Insiden tersebut terjadi pada Selasa dini hari, 17 Juni 2025, sekitar pukul 04.00 WIB. Aksi mencurigakan ASW terungkap saat seorang petugas keamanan rumah sakit mencurigai adanya sepeda motor yang terparkir di area yang tidak biasa dan tidak sesuai dengan jalur parkir resmi.
“Setelah dicurigai, petugas keamanan melakukan pemeriksaan menyeluruh dan mendapati pelaku tengah berusaha membongkar bagian kondensor AC menggunakan alat berupa kapak dan kunci pas,” terang Kapolsek Kuta Alam, AKP Suriya, kepada media, Jumat (20/6).
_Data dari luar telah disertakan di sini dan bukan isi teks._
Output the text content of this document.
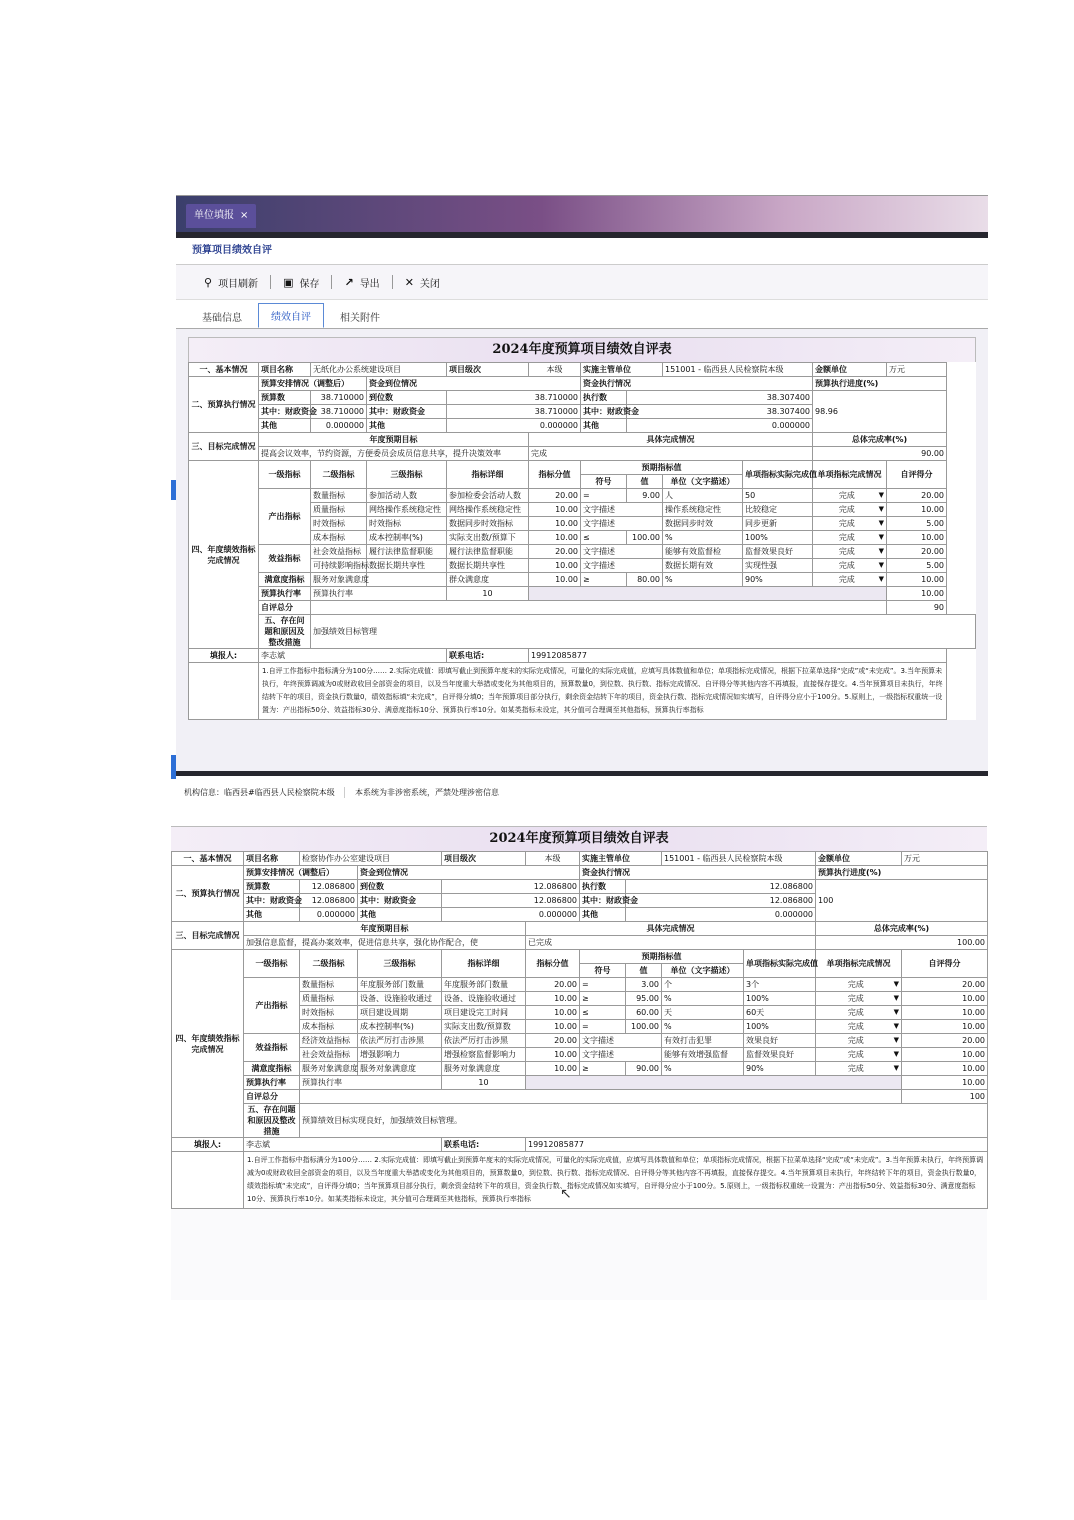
单位填报 ×
预算项目绩效自评
⚲ 项目刷新 ▣ 保存 ↗ 导出 ✕ 关闭
基础信息	绩效自评	相关附件
2024年度预算项目绩效自评表
一、基本情况	项目名称	无纸化办公系统建设项目		项目级次	本级	实施主管单位		151001 - 临西县人民检察院本级		金额单位	万元
二、预算执行情况	预算安排情况（调整后）		资金到位情况			资金执行情况				预算执行进度(%)	
	预算数	38.710000	到位数	38.710000		执行数	38.307400			98.96	
	其中：财政资金	38.710000	其中：财政资金	38.710000		其中：财政资金	38.307400				
	其他	0.000000	其他	0.000000		其他	0.000000				
三、目标完成情况	年度预期目标				具体完成情况					总体完成率(%)	
	提高会议效率，节约资源，方便委员会成员信息共享，提升决策效率				完成					90.00	
四、年度绩效指标完成情况	一级指标	二级指标	三级指标	指标详细	指标分值	预期指标值			单项指标实际完成值	单项指标完成情况	自评得分
						符号	值	单位（文字描述）			
	产出指标	数量指标	参加活动人数	参加检委会活动人数	20.00	=	9.00	人	50	完成 ▼	20.00
		质量指标	网络操作系统稳定性	网络操作系统稳定性	10.00	文字描述		操作系统稳定性	比较稳定	完成 ▼	10.00
		时效指标	时效指标	数据同步时效指标	10.00	文字描述		数据同步时效	同步更新	完成 ▼	5.00
		成本指标	成本控制率(%)	实际支出数/预算下	10.00	≤	100.00	%	100%	完成 ▼	10.00
	效益指标	社会效益指标	履行法律监督职能	履行法律监督职能	20.00	文字描述		能够有效监督检	监督效果良好	完成 ▼	20.00
		可持续影响指标	数据长期共享性	数据长期共享性	10.00	文字描述		数据长期有效	实现性强	完成 ▼	5.00
	满意度指标	服务对象满意度		群众满意度	10.00	≥	80.00	%	90%	完成 ▼	10.00
	预算执行率	预算执行率		10							10.00
	自评总分										90
	五、存在问题和原因及整改措施	加强绩效目标管理									
填报人:	李志斌			联系电话:	19912085877						
	1.自评工作指标中指标满分为100分…… 2.实际完成值：即填写截止到预算年度末的实际完成情况，可量化的实际完成值，应填写具体数值和单位；单项指标完成情况，根据下拉菜单选择“完成”或“未完成”。3.当年预算未执行，年终预算调减为0或财政收回全部资金的项目，以及当年度重大举措或变化为其他项目的，预算数量0，到位数、执行数、指标完成情况、自评得分等其他内容不再填报，直接保存提交。4.当年预算项目未执行，年终结转下年的项目，资金执行数量0，绩效指标填“未完成”，自评得分填0；当年预算项目部分执行，剩余资金结转下年的项目，资金执行数、指标完成情况如实填写，自评得分应小于100分。5.原则上，一级指标权重统一设置为：产出指标50分、效益指标30分、满意度指标10分、预算执行率10分。如某类指标未设定，其分值可合理调至其他指标，预算执行率指标										
机构信息：临西县#临西县人民检察院本级	本系统为非涉密系统，严禁处理涉密信息
2024年度预算项目绩效自评表
一、基本情况	项目名称	检察协作办公室建设项目		项目级次	本级	实施主管单位		151001 - 临西县人民检察院本级		金额单位	万元
二、预算执行情况	预算安排情况（调整后）		资金到位情况			资金执行情况				预算执行进度(%)	
	预算数	12.086800	到位数	12.086800		执行数	12.086800			100	
	其中：财政资金	12.086800	其中：财政资金	12.086800		其中：财政资金	12.086800				
	其他	0.000000	其他	0.000000		其他	0.000000				
三、目标完成情况	年度预期目标				具体完成情况					总体完成率(%)	
	加强信息监督，提高办案效率，促进信息共享，强化协作配合，使				已完成					100.00	
四、年度绩效指标完成情况	一级指标	二级指标	三级指标	指标详细	指标分值	预期指标值			单项指标实际完成值	单项指标完成情况	自评得分
						符号	值	单位（文字描述）			
	产出指标	数量指标	年度服务部门数量	年度服务部门数量	20.00	=	3.00	个	3个	完成 ▼	20.00
		质量指标	设备、设施验收通过	设备、设施验收通过	10.00	≥	95.00	%	100%	完成 ▼	10.00
		时效指标	项目建设周期	项目建设完工时间	10.00	≤	60.00	天	60天	完成 ▼	10.00
		成本指标	成本控制率(%)	实际支出数/预算数	10.00	=	100.00	%	100%	完成 ▼	10.00
	效益指标	经济效益指标	依法严厉打击涉黑	依法严厉打击涉黑	20.00	文字描述		有效打击犯罪	效果良好	完成 ▼	20.00
		社会效益指标	增强影响力	增强检察监督影响力	10.00	文字描述		能够有效增强监督	监督效果良好	完成 ▼	10.00
	满意度指标	服务对象满意度	服务对象满意度	服务对象满意度	10.00	≥	90.00	%	90%	完成 ▼	10.00
	预算执行率	预算执行率		10							10.00
	自评总分										100
	五、存在问题和原因及整改措施	预算绩效目标实现良好，加强绩效目标管理。									
填报人:	李志斌			联系电话:	19912085877						
	1.自评工作指标中指标满分为100分…… 2.实际完成值：即填写截止到预算年度末的实际完成情况，可量化的实际完成值，应填写具体数值和单位；单项指标完成情况，根据下拉菜单选择“完成”或“未完成”。3.当年预算未执行，年终预算调减为0或财政收回全部资金的项目，以及当年度重大举措或变化为其他项目的，预算数量0，到位数、执行数、指标完成情况、自评得分等其他内容不再填报，直接保存提交。4.当年预算项目未执行，年终结转下年的项目，资金执行数量0，绩效指标填“未完成”，自评得分填0；当年预算项目部分执行，剩余资金结转下年的项目，资金执行数、指标完成情况如实填写，自评得分应小于100分。5.原则上，一级指标权重统一设置为：产出指标50分、效益指标30分、满意度指标10分、预算执行率10分。如某类指标未设定，其分值可合理调至其他指标，预算执行率指标										↖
ASW yang merupakan salah satu staf di rumah sakit tersebut diduga melakukan aksinya secara independen tanpa melibatkan pihak lain. Saat diamankan, pelaku belum sempat menyelesaikan proses pembongkaran peralatan. Keamanan rumah sakit pun segera menghubungi pihak kepolisian untuk penanganan lebih lanjut.
Tak lama setelah laporan diterima, personel dari Polsek Kuta Alam tiba di lokasi kejadian dan langsung mengamankan tersangka beserta alat bukti yang digunakan dalam upaya pencurian tersebut.
Hingga saat ini, ASW sedang menjalani proses pemeriksaan secara mendalam oleh unit Reskrim. Kepolisian juga tengah melakukan penyelidikan lanjutan guna mengetahui apakah tindakan ini didorong oleh alasan finansial pribadi atau jika terdapat indikasi keterlibatan pihak lain dalam rencana tersebut.
“Tersangka saat ini masih menjalani serangkaian proses interogasi. Kami masih terus melakukan pendalaman untuk mengungkap motif dan kemungkinan jaringan,” tegas AKP Suriya menutup keterangannya.
Kasus ini menambah deretan peristiwa pelanggaran hukum yang melibatkan oknum aparatur negara, sekaligus menjadi pengingat pentingnya pengawasan internal yang lebih ketat di lingkungan instansi pemerintah, terutama fasilitas pelayanan publik.